Diamondback doesn't report fourth-quarter earnings until Feb. 23, so the move in the stock price likely mirrored the rise in oil prices to start 2022.
Since the beginning of 2022, oil prices have risen nearly 20%, from $76 per barrel to about $91 as of this writing. So it's perhaps no coincidence that a pure-play exploration and production company like Diamondback saw its stock rise by nearly the same amount.
The company sold off its Williston Basin assets back in October, as well as some gas-gathering and water midstream assets, to become a pure play in the low-cost Delaware and Midland basins of the Permian Shale.
Diamondback has also been paying down debt in 2021. With the remaining assets in its most efficient basins, the company is primed to make big-time cash flows in 2022 should oil maintain its high prices. At $80 per barrel, management projects $3.5 billion in free cash flow for 2022. At $90 per barrel, that figure would surge to $3.9 billion, versus just a $23.6 billion market cap today.

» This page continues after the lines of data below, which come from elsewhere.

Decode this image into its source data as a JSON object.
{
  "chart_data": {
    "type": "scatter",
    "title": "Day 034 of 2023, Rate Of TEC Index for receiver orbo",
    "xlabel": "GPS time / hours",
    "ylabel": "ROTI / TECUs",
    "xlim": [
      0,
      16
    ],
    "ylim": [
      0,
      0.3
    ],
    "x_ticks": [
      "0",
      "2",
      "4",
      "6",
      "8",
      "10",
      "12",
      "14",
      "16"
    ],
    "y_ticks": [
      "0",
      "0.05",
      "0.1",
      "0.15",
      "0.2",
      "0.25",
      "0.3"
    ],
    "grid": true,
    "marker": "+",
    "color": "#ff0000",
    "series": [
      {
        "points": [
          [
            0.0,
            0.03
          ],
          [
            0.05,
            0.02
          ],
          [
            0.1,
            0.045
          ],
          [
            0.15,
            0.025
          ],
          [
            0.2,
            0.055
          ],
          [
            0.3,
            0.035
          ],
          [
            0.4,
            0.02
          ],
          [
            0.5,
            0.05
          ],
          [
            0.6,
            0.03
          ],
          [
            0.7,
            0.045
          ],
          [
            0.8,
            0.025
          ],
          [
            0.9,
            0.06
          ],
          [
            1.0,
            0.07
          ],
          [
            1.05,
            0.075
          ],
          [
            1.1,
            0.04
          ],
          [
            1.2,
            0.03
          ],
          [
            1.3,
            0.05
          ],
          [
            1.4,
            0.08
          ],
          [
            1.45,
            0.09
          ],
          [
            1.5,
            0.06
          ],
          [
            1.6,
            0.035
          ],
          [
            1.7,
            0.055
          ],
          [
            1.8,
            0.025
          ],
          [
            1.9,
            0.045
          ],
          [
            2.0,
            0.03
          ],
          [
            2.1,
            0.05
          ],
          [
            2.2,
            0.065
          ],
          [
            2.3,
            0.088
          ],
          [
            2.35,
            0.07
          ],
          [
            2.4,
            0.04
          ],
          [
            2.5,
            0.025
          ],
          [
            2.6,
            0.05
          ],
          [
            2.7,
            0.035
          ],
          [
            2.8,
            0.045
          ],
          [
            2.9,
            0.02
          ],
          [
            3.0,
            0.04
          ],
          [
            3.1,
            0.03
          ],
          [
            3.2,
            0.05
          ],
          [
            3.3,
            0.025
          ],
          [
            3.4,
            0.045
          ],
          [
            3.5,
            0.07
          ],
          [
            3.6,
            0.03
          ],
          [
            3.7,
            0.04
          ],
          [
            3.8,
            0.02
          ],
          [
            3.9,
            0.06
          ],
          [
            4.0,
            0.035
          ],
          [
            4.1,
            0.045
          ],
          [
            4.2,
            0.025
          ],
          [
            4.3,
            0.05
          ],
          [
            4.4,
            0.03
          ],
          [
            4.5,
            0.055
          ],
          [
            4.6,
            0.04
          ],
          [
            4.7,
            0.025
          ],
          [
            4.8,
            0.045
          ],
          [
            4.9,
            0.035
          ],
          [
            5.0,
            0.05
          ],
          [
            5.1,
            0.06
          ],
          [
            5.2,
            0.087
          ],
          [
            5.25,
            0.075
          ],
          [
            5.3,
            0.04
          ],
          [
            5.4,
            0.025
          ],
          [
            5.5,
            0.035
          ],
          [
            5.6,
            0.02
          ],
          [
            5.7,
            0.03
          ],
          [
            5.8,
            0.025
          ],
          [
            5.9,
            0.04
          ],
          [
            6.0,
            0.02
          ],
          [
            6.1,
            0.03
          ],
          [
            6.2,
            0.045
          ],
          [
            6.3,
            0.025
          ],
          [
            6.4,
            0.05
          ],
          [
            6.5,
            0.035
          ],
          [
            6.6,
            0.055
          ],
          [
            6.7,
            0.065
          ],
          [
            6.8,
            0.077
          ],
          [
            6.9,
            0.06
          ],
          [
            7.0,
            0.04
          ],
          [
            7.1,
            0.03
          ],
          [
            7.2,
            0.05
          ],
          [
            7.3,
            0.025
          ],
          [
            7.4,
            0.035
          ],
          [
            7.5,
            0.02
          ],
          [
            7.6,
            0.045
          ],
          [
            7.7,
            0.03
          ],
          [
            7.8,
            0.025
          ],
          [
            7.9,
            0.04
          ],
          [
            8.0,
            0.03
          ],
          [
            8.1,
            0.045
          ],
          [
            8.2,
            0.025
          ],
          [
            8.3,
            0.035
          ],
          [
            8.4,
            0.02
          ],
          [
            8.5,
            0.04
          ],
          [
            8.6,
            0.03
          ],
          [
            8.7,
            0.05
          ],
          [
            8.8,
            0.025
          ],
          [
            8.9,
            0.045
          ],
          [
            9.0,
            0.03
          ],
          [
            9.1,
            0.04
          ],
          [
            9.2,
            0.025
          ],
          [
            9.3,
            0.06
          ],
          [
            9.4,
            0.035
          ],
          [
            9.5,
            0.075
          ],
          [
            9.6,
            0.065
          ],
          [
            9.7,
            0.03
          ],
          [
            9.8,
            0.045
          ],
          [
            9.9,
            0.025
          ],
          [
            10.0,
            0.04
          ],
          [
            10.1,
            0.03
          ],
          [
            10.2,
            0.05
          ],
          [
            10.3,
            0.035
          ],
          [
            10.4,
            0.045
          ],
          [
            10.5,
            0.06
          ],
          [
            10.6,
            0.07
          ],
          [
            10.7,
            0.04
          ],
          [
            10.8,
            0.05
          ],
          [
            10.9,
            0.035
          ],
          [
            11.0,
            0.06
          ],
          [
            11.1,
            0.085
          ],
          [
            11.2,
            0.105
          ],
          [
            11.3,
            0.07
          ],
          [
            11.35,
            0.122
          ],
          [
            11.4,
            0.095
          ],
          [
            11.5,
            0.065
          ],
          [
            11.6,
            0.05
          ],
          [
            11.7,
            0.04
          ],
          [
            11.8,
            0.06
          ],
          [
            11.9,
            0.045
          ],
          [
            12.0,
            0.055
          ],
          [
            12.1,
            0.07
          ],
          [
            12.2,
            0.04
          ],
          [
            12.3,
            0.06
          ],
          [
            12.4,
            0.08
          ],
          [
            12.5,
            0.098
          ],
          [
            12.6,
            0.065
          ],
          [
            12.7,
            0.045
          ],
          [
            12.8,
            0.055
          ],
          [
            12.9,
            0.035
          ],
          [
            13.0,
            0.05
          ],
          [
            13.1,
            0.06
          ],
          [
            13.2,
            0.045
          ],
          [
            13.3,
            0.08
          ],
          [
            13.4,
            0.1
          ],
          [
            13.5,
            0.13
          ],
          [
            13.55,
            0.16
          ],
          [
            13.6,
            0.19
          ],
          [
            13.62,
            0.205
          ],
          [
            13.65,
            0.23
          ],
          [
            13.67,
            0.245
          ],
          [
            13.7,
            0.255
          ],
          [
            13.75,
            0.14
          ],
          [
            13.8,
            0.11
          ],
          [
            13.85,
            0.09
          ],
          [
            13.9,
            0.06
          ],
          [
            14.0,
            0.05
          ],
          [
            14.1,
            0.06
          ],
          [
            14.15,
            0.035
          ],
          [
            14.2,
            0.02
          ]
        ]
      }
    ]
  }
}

Given the better-than-expected demand amid the strong U.S. economy, lower investment in oil exploration on the part of producers, and tensions between big producer Russia and Ukraine, oil prices have been on the rise, with some analysts predicting $100 oil in short order.
Now that Diamondback has shored up its balance sheet, management is going to raise returns to shareholders in 2022. The company recently raised its fixed dividend to $2 annually, up from $1.85 last year, and now forecasts returning up to 50% of free cash flow to shareholders in either variable dividends or share repurchases, with the rest going to further debt paydown.
Low-cost shale players seem like good bets as long as oil prices stay high, and Diamondback is definitely one of several top-tier pure shale plays after its divestitures. If you believe in a sustained high oil price or want to hedge against a further price shock, investors could do worse than Diamondback.